I had never experienced AOL, other than receiving all those diskettes and CDs over the years. I think the funniest AOL CD was the one co-branded with the Royal Bank of Canada. Say what?
While in Germany visiting an elderly relative, I was excited to learn that she had Internet! Excited, because I thought I would be sans-Internet for 3-4 days.
All I needed to do, I figured, was unplug the ethernet cable from her computer, and then plug it into my notebook computer. But it could not connect to the Internet. Hmm.
The relative offered to phone a friend "who knew about computers." The reply: I needed to run the AOL software.
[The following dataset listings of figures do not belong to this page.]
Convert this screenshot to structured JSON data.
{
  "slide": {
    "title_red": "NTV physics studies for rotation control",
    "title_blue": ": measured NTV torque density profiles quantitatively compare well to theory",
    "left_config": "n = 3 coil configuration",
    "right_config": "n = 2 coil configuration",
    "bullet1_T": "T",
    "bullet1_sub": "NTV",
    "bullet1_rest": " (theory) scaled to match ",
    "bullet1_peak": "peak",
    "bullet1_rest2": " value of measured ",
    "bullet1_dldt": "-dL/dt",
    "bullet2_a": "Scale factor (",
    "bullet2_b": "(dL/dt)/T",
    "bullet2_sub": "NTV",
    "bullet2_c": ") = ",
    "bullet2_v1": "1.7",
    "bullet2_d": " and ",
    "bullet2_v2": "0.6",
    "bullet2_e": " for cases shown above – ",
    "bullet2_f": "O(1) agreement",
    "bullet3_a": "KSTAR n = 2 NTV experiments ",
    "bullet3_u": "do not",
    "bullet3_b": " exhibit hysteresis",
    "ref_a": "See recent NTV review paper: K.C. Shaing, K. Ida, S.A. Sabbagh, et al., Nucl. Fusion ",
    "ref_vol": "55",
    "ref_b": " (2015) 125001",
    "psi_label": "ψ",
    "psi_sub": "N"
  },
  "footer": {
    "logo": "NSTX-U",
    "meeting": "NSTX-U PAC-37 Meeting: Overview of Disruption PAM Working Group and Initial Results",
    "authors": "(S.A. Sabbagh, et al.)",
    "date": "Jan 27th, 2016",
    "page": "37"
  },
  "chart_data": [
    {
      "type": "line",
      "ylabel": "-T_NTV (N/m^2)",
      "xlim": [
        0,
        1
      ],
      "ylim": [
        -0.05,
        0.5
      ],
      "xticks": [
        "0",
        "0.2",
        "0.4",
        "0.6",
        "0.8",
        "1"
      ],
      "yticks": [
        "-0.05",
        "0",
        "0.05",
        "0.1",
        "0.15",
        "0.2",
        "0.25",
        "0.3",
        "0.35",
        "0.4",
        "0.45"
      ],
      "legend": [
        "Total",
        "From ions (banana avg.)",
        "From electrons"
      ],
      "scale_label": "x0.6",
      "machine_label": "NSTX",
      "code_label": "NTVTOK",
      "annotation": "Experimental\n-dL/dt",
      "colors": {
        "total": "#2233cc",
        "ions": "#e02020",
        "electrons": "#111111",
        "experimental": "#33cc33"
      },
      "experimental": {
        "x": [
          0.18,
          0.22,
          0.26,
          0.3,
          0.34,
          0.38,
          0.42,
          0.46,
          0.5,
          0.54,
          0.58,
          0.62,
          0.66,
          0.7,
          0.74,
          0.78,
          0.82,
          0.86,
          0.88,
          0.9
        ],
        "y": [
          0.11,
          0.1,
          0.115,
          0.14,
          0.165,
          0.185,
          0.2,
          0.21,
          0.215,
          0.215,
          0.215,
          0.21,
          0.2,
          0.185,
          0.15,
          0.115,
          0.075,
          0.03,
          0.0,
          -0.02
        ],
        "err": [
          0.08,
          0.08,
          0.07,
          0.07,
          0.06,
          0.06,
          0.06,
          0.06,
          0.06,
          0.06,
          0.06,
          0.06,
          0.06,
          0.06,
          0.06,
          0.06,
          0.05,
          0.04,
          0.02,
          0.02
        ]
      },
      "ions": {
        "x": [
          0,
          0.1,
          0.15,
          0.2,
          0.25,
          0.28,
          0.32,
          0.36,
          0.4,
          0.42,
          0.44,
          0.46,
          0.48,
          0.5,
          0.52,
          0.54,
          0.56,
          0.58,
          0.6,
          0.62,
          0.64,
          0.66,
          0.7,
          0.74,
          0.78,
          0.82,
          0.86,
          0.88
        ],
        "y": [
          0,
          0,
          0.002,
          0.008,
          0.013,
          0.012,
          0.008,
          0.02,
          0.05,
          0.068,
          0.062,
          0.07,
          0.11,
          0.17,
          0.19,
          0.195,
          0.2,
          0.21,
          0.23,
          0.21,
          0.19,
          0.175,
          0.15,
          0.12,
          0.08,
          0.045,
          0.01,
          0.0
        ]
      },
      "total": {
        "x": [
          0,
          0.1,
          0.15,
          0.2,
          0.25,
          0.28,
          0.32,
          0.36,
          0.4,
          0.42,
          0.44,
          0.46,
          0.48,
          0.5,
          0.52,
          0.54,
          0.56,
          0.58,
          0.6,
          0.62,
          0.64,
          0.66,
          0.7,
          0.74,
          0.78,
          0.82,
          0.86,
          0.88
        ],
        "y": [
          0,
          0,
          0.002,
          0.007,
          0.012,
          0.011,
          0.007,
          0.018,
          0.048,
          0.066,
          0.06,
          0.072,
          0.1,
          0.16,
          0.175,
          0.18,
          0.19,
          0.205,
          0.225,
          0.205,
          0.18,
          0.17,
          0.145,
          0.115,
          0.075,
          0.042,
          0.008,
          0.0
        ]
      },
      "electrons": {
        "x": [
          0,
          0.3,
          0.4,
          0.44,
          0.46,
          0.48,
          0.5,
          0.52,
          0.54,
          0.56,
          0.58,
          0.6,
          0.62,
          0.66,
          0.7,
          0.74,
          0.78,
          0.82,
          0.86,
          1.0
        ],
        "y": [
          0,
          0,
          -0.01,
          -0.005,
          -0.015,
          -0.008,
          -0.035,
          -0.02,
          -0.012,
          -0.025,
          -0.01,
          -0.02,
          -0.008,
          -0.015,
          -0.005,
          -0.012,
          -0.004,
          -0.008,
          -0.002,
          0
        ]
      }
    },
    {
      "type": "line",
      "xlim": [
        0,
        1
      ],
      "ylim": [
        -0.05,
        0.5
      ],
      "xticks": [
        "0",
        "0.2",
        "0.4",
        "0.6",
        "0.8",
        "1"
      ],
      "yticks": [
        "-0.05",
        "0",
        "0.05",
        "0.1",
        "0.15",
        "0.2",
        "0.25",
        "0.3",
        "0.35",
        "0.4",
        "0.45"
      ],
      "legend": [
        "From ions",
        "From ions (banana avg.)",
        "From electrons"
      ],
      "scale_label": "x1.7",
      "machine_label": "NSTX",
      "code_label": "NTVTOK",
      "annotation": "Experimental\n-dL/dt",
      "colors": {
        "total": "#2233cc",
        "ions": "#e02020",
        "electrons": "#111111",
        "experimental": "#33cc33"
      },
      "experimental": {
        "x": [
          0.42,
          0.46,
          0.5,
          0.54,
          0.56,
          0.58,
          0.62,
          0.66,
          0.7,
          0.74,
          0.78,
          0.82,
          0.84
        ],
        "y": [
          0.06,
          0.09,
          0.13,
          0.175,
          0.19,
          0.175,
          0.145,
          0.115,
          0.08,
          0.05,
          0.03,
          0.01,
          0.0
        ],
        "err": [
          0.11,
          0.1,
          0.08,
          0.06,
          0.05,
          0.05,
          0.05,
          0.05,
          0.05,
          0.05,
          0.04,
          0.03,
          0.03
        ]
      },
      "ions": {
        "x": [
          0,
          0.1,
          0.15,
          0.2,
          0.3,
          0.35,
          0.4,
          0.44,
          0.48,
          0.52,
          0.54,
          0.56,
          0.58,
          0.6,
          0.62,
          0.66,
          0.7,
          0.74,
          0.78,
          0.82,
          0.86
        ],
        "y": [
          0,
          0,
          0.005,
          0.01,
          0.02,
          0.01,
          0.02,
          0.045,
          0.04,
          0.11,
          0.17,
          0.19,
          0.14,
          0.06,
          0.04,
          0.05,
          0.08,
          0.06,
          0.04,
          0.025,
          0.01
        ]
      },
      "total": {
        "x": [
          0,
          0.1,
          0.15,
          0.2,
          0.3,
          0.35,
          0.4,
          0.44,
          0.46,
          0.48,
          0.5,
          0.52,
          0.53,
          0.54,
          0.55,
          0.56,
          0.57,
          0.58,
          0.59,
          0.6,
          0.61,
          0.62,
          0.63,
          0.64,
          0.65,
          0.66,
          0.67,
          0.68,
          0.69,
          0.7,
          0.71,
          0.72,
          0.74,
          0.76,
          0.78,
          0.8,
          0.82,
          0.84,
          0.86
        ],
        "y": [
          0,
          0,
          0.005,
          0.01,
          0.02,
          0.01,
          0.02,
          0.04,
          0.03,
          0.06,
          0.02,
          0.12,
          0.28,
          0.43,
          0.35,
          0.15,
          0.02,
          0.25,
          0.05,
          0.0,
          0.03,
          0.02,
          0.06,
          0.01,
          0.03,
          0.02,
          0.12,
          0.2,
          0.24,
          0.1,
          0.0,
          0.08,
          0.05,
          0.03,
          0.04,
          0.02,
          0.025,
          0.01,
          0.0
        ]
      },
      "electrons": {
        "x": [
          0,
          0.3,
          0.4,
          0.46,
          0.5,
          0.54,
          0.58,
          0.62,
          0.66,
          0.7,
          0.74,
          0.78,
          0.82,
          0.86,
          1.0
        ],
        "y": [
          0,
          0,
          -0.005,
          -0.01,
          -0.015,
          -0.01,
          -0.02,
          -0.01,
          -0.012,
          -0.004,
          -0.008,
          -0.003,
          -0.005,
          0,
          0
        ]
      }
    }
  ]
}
Huh? I ran it on her computer, but that didn't work either. She then connected me with her son, who lives some 400km away. He told me that the DSL modem provided by T-connect has a problem and does not always connect. So, I just needed to retry a number of times. And that I had to use the AOL software, because AOL was the ISP.
Shocking, but true. My notebook computer couldn't simply plug in, because the DSL modem worked only with AOL software, which is like a wrapper around a branded version of Internet Explorer. Even IE would not work on the relative's computer, because only the AOL software was allowed to connect to the Internet.
And AOL is still in business? Amazing that such lock-in could exist in today's world. Reminded me of using CompuServe in the late 1980s.
In the end, I managed to access my email through the dreadful AOL software. But it sure was an unpleasant experience.